For Ubuntu the homies at webupd8 has got our backs. You will need to first install the add-apt-repository tool with
sudo apt-get install software-properties-common python-software-properties
For Debian…oh LOOK webupd8 still gots our backs
So if you have been following along, after installing the OS and Oracle Java you are probably getting pretty comfortable with linux (or at least I hope you’ve learned how to cut n paste into a terminal). Next Digital Ocean has the goods for getting Cassandra installed, and this my friends, is where we start getting Cassandra talking.
I started at the section titled “Installing Cassandra” I skipped the JVM configuration options (because I want to investigate them to see what it’s actually doing and why it’s needed).
At this point, I was feeling pretty good about the whole thing, no weird errors and the entire process was rather quick. I did this on all 3 nodes and saw that it was good. So I continued on to the next step…configuring the cluster, which thankfully, Digital Ocean has another very easy to to follow article full of win There is no magic here, its really just as easy as next next next, but with a little more finesse. A couple things that caused me a few minutes of WTF was not paying attention to the cluster_name and the seed/droplet ip addresses.
After running through these articles I then executed ~/cassandra/bin/nodetool status and saw all 3 nodes, all UP, and I also saw this was good.
Naturally, the next place I wanted to go was the cloud. I know lot’s of you are still cloud curious, even if you don’t admit it, but I’ve taken that trip, and I love both AWS and Azure.
Because the company I work for is gracious enough to provide me with a MSDN account, I gots fitty a month to waste on Azure, so I started there. First I created 3 Ubuntu VMs and followed the same routine as described above. Everything was good, until I went to the clustering portion, where I discovered I was unable to get the VMs to talk to one another. This was totally Rob Lowe…and we all know, Rob Lowe is an asshole…except for “No Retreat, No Surrender” where Bruce Lee totally trained him to kick ass…oh wait never mind, that was Van Damme. (Actually I don’t know if Rob Lowe is an asshole IRL, but in Wayne’s World…he is)

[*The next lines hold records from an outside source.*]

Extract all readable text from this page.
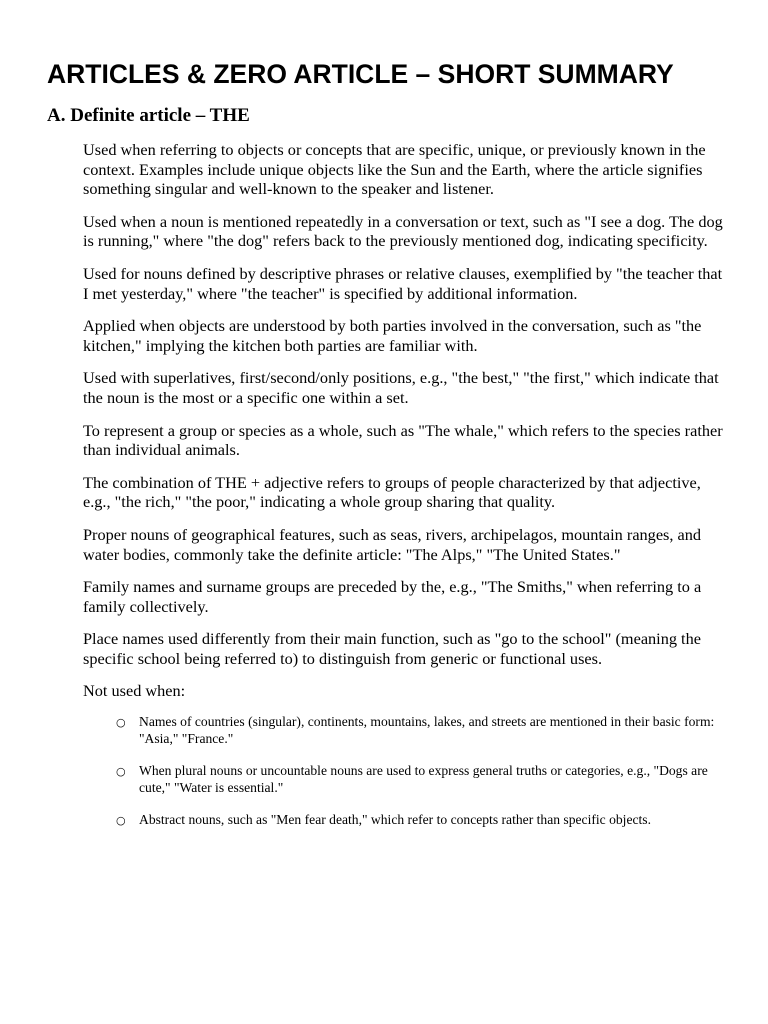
ARTICLES & ZERO ARTICLE – SHORT SUMMARY
A. Definite article – THE

Used when referring to objects or concepts that are specific, unique, or previously known in the context. Examples include unique objects like the Sun and the Earth, where the article signifies something singular and well-known to the speaker and listener.

Used when a noun is mentioned repeatedly in a conversation or text, such as "I see a dog. The dog is running," where "the dog" refers back to the previously mentioned dog, indicating specificity.

Used for nouns defined by descriptive phrases or relative clauses, exemplified by "the teacher that I met yesterday," where "the teacher" is specified by additional information.

Applied when objects are understood by both parties involved in the conversation, such as "the kitchen," implying the kitchen both parties are familiar with.

Used with superlatives, first/second/only positions, e.g., "the best," "the first," which indicate that the noun is the most or a specific one within a set.

To represent a group or species as a whole, such as "The whale," which refers to the species rather than individual animals.

The combination of THE + adjective refers to groups of people characterized by that adjective, e.g., "the rich," "the poor," indicating a whole group sharing that quality.

Proper nouns of geographical features, such as seas, rivers, archipelagos, mountain ranges, and water bodies, commonly take the definite article: "The Alps," "The United States."

Family names and surname groups are preceded by the, e.g., "The Smiths," when referring to a family collectively.

Place names used differently from their main function, such as "go to the school" (meaning the specific school being referred to) to distinguish from generic or functional uses.

Not used when:

○ Names of countries (singular), continents, mountains, lakes, and streets are mentioned in their basic form: "Asia," "France."
○ When plural nouns or uncountable nouns are used to express general truths or categories, e.g., "Dogs are cute," "Water is essential."
○ Abstract nouns, such as "Men fear death," which refer to concepts rather than specific objects.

So after doing some house cleaning (Azure tends to collect alot of devjunk), I created a new cloud service, then creating the VMs from the Gallery (not quick create). This allows you to stick em all up in the same cloud service, resulting in network communication, which is not Rob Lowe, but in fact awesome. After I got through this step, I was able to get the cluster talking to each other, and I was also getting pretty good at turning Cassandra on.
Next, I kept my cloud curiousism going by moving to AWS (total slut), and this, to my delight was a much easier process thanks to the DataStax Auto Clustering AMI. I followed this article by Jenny Kim, and had a 3 node cluster running in minutes (pretty much as long as it takes to provision the machines).
At this point I wanted to seal the deal and connect with Cassandra, at a more physical level, so I downloaded Datastax Devcenter and created connection strings to each of the clusters. The local VM cluster wasn’t much of an issue once I added a rule to the firewall using:
The Azure and AWS clusters…well that was a different story.
After some research I was able to use cqlsh to connect to the AWS Datastax cluster, however when I changed the broadcast_address to the public ip address, I was able to connect, but when I ran nodetool status I kept getting a weird situation where each node would show UP in their local execution of nodetool, but would show the other down. So I hit up some guys at Datastax through twitter and received a helpful response
— Joaquin Casares (@joaquincasares) May 12, 2014
So that is where I sit so far with Cassandra, and I have since gone through this process a number of times (I’m looking into automating this because of how many times I’ve done it).